By Ed Pierce
When I was young, I used to roll my eyes and smile whenever my father would complain about products not being made like they were when he was growing up. Now that I’m an adult, I certainly know what he was speaking about and don’t find it the least bit funny.
Quality, durability and pride in workmanship all seem to have vanished in the creation of things we use every day making our hard-earned money worth less in the long run.
Take for example our kitchen stove. When the old one died in the middle of cooking our Thanksgiving turkey several years ago, we purchased a new one from a nationally known store. It was a respected brand and loaded with innovative high-tech features.
But from the moment we first turned it on, we noticed an odd squeaking sound coming from the oven. Upon close inspection, we discovered that the heating element for the appliance rests on the bottom of the oven on a small flimsy piece of aluminum. Every time the heating element expands or contracts, which is each time it’s used, the aluminum scrapes the bottom of the oven producing the squeaking sound.
I contacted the store, who told me they only sell the appliances, they do not service them. They recommended I contact the manufacturer directly to resolve the issue.
After several emails and phone calls, I convinced the company to send out a repairman. He looked at it and told us that it was a design flaw and there was nothing that could be done about it. That led to further email exchanges with the manufacturer who eventually told us there was nothing that they could do. I requested that they give us a replacement and they refused to do that.
So here we are two years on and every time we use the oven, which cost us more than $800, we are subjected to the squeaking.

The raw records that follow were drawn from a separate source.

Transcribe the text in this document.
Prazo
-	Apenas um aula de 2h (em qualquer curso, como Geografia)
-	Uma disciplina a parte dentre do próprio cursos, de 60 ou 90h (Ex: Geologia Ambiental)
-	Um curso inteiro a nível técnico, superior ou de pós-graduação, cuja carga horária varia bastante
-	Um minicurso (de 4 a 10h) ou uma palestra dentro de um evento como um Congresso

I vowed never to purchase another appliance from that store, and I wrote a poor product review for the manufacturer’s website detailing my experience and saying I would never again buy anything with their brand.
Ironically, my wife’s son also had the same squeaking experience in Florida when purchasing the same model of stove from a different nationally known store.
In any case, this coming summer we are hoping to buy another kitchen stove and plan on jettisoning the squeaky one after just a few years of use.
Tires are another sore subject for me. Less than two years after paying hundreds for a set of snow tires, I happened to be driving by the same store I purchased the tires from when the front driver’s side snow tire suddenly exploded.
Mind you, these tires were only used for one season previously and I was just in the store the week of Thanksgiving, less than two months ago, to have the snow tires put on again for another year. I don’t even think there are 3,000 miles on these snow tires, which were brand new in November 2019, removed for the season in April 2020 and have been stored in the garage since.
Since this happened near the tire store, I pulled in and asked them to help. The tire store manager was exceptionally kind and inquired if I had purchased roadside hazard protection when I had bought the snow tires.
Since I could not recall if I had done that or not and the receipt for the tires was not in the glove box, the manager looked it up on his store computer and found that yes, I had indeed purchased that additional protection for the tires. So, I received a replacement tire at no charge but ended up having to pay a $59 fee for the tire balancing and disposal of the old tire.
The manager didn’t have a plausible explanation as to why my snow tire disintegrated. He said the tire could have had a bubble in it, he just didn’t know. I didn’t press him on it because I was happy it happened right there instead of while driving on the Maine Turnpike and that I did not have to pay for the replacement tire.
It’s said that some classic adages and old expressions are based in fact and I certainly can attest to that when it comes to appliances and tires.
To quote my father, “They sure don’t make ‘em like they used to.”